One more thing that I don't understand: I did very similar steps for different table which are working fine with Incremental Refresh, the only difference was that Attributes.Size was filtered to be smaller than 69000 (instead of larger) which then allowed me to choose Content data for 1st pages (instead of 2nd) (I know, might not be perfect solution, but it works in this case).

I will appreciate any help, thank you!

lbendlin · ‎10-16-2024

This is not something that you do with Power BI (it is not designed to write back to the data source). You would use tools like Powershell or Power Automate.

View solution in original post

lbendlin · ‎10-16-2024

Please explain the reasoning for using incremental refresh. As you know SharePoint.Files is not folding, and even if it were, your subsequent transforms are breaking folding too. So you will not have any processing time advantage

"Date Modified" is not a usable column for Incremental Refresh. You need an immutable column like "Date Created", otherwise you will have data duplication across partitions.

For general guidance - incremental refresh partitions should have millions of rows to make sense.

Pojzon · ‎10-16-2024

We have folders with invoices on Sharepoint .pdf format since 2022. Invoices don't change, new are just being added each month - that's why I think Date modified would be fine.

With each PBI refresh all data get's refreshed, which gets slower and slower, when in fact it should be only checking newest data, for example last 3 months.

I've watched this youtube guide https://youtu.be/IVMdg16yBKE which says that Incremental refresh can also be used with non-foldable sources.
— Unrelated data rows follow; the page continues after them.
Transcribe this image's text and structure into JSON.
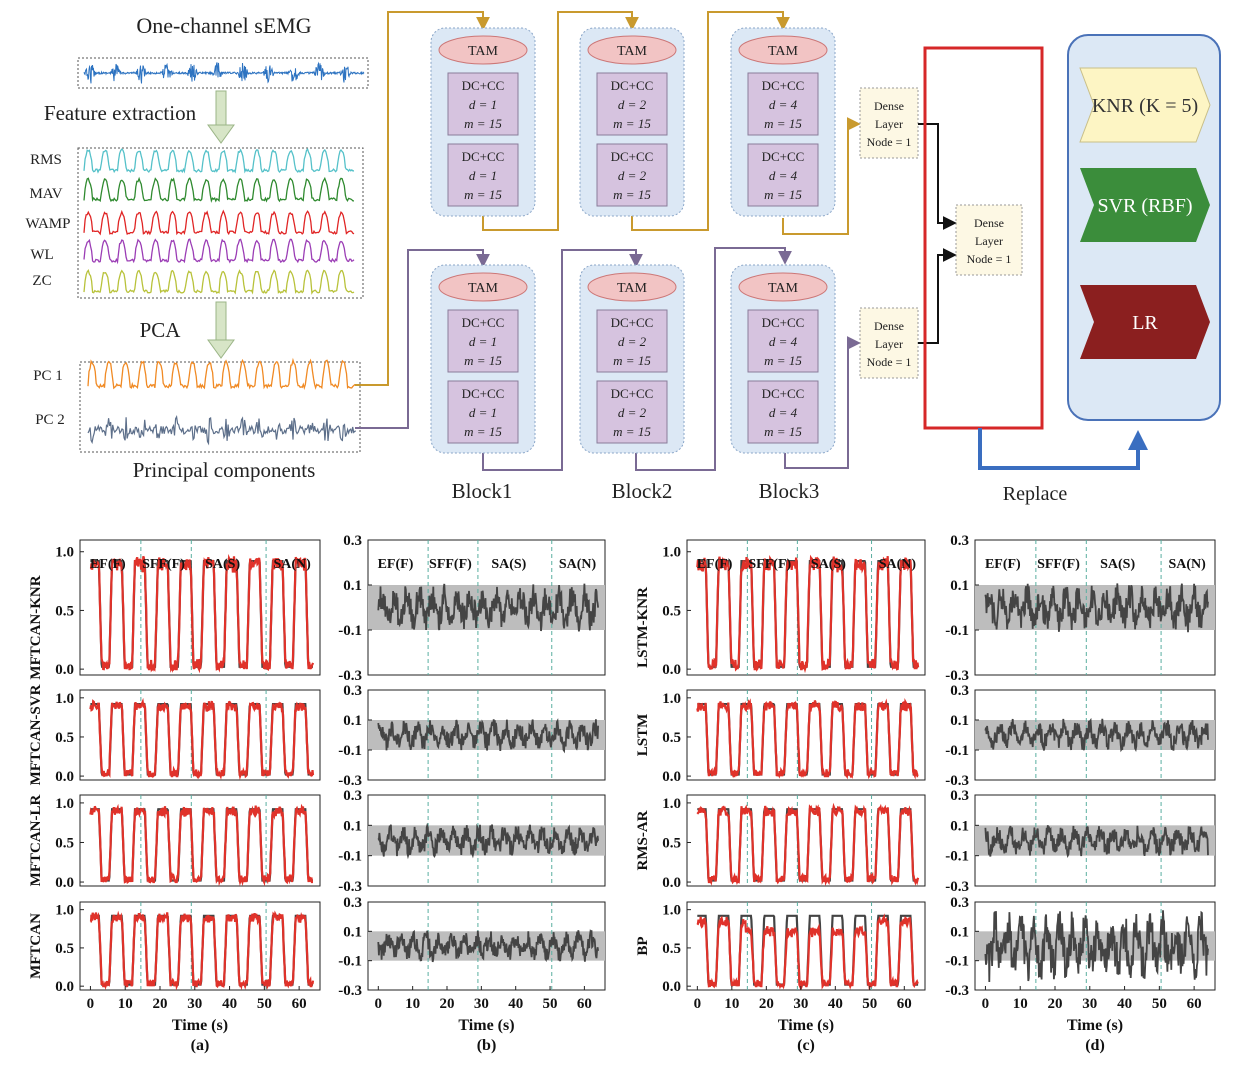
{
  "pipeline": {
    "input_title": "One-channel sEMG",
    "feature_step": "Feature extraction",
    "features": [
      "RMS",
      "MAV",
      "WAMP",
      "WL",
      "ZC"
    ],
    "pca_step": "PCA",
    "components": [
      "PC 1",
      "PC 2"
    ],
    "components_caption": "Principal components"
  },
  "network": {
    "tam_label": "TAM",
    "dccc_label": "DC+CC",
    "blocks": [
      {
        "name": "Block1",
        "d": "1",
        "m": "15"
      },
      {
        "name": "Block2",
        "d": "2",
        "m": "15"
      },
      {
        "name": "Block3",
        "d": "4",
        "m": "15"
      }
    ],
    "dense_label": [
      "Dense",
      "Layer",
      "Node = 1"
    ],
    "replace_label": "Replace",
    "regressors": [
      {
        "label": "KNR (K = 5)",
        "color": "#fdf5c4",
        "text_color": "#333333"
      },
      {
        "label": "SVR (RBF)",
        "color": "#3b8d3b",
        "text_color": "#ffffff"
      },
      {
        "label": "LR",
        "color": "#8b1f1f",
        "text_color": "#ffffff"
      }
    ],
    "colors": {
      "gold_arrow": "#c99a2e",
      "purple_arrow": "#7a6a94",
      "block_bg": "#dce8f5",
      "tam_fill": "#f2c4c4",
      "dccc_fill": "#d6c3df",
      "red_box": "#d62728",
      "replace_arrow": "#3a6ec0"
    }
  },
  "chart_data": [
    {
      "type": "line",
      "panel": "(a)",
      "rows": [
        "MFTCAN-KNR",
        "MFTCAN-SVR",
        "MFTCAN-LR",
        "MFTCAN"
      ],
      "phases": [
        "EF(F)",
        "SFF(F)",
        "SA(S)",
        "SA(N)"
      ],
      "xlabel": "Time (s)",
      "x_ticks": [
        "0",
        "10",
        "20",
        "30",
        "40",
        "50",
        "60"
      ],
      "y_ticks": [
        "0.0",
        "0.5",
        "1.0"
      ],
      "xlim": [
        -3,
        66
      ],
      "ylim": [
        -0.05,
        1.1
      ],
      "phase_boundaries": [
        14.5,
        29,
        50.5
      ],
      "series": [
        {
          "color": "#444444"
        },
        {
          "color": "#e0322a"
        }
      ]
    },
    {
      "type": "line",
      "panel": "(b)",
      "phases": [
        "EF(F)",
        "SFF(F)",
        "SA(S)",
        "SA(N)"
      ],
      "xlabel": "Time (s)",
      "x_ticks": [
        "0",
        "10",
        "20",
        "30",
        "40",
        "50",
        "60"
      ],
      "y_ticks": [
        "0.3",
        "0.1",
        "-0.1",
        "-0.3"
      ],
      "xlim": [
        -3,
        66
      ],
      "ylim": [
        -0.3,
        0.3
      ],
      "band": [
        -0.1,
        0.1
      ],
      "phase_boundaries": [
        14.5,
        29,
        50.5
      ],
      "series": [
        {
          "color": "#444444"
        }
      ]
    },
    {
      "type": "line",
      "panel": "(c)",
      "rows": [
        "LSTM-KNR",
        "LSTM",
        "RMS-AR",
        "BP"
      ],
      "phases": [
        "EF(F)",
        "SFF(F)",
        "SA(S)",
        "SA(N)"
      ],
      "xlabel": "Time (s)",
      "x_ticks": [
        "0",
        "10",
        "20",
        "30",
        "40",
        "50",
        "60"
      ],
      "y_ticks": [
        "0.0",
        "0.5",
        "1.0"
      ],
      "xlim": [
        -3,
        66
      ],
      "ylim": [
        -0.05,
        1.1
      ],
      "phase_boundaries": [
        14.5,
        29,
        50.5
      ],
      "series": [
        {
          "color": "#444444"
        },
        {
          "color": "#e0322a"
        }
      ]
    },
    {
      "type": "line",
      "panel": "(d)",
      "phases": [
        "EF(F)",
        "SFF(F)",
        "SA(S)",
        "SA(N)"
      ],
      "xlabel": "Time (s)",
      "x_ticks": [
        "0",
        "10",
        "20",
        "30",
        "40",
        "50",
        "60"
      ],
      "y_ticks": [
        "0.3",
        "0.1",
        "-0.1",
        "-0.3"
      ],
      "xlim": [
        -3,
        66
      ],
      "ylim": [
        -0.3,
        0.3
      ],
      "band": [
        -0.1,
        0.1
      ],
      "phase_boundaries": [
        14.5,
        29,
        50.5
      ],
      "series": [
        {
          "color": "#444444"
        }
      ]
    }
  ]
}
I've also tried Dataflows which someone suggested in another topic, but honestly I hated it, I couldn't make it work either, it kept adding some automatic steps to my query that I couldn't remove.

lbendlin · ‎10-16-2024

With each PBI refresh all data get's refreshed, which gets slower and slower, when in fact it should be only checking newest data, for example last 3 months.

Only if it folds

which says that Incremental refresh can also be used with non-foldable sources.

That is correct - but you will not get the expected time savings. all you get is partition management.

Pojzon · ‎10-16-2024

In this case what would you suggest to do? Refreshing is starting to take around 12 min right now and it will grow more in time.

lbendlin · ‎10-16-2024

12 minutes is not something you want to waste your energy for to create all the incremental refresh processes. You should start getting concerned when the time is closer to 2.5 hrs.

Run an independent process that extracts the necessary meta data from your PDFs, store that as CSV or Parquet on the same sharepoint, and ingest that.

Pojzon · ‎10-16-2024

Thank you - could you please explain more about creating independent process to store .pdf data as CSV?

I would like to automate this process as much as possible, so when user uploads new .pdf file to SP - PowerBI will automatically do the rest.

I'm not sure if I understand correctly what you propose, but wouldn't that just mean that there will be two reports where I would've to refresh data - one for transfering .pdfs to CSV, second for pulling data from CSV? Isn't that a little counterproductive? How would I save time here when second report would take ~12 min to refresh and then additionally I have to refresh first report as well?

I'm sorry if those are dumb questions, I'm not that experienced.

lbendlin · ‎10-16-2024

This is not something that you do with Power BI (it is not designed to write back to the data source). You would use tools like Powershell or Power Automate.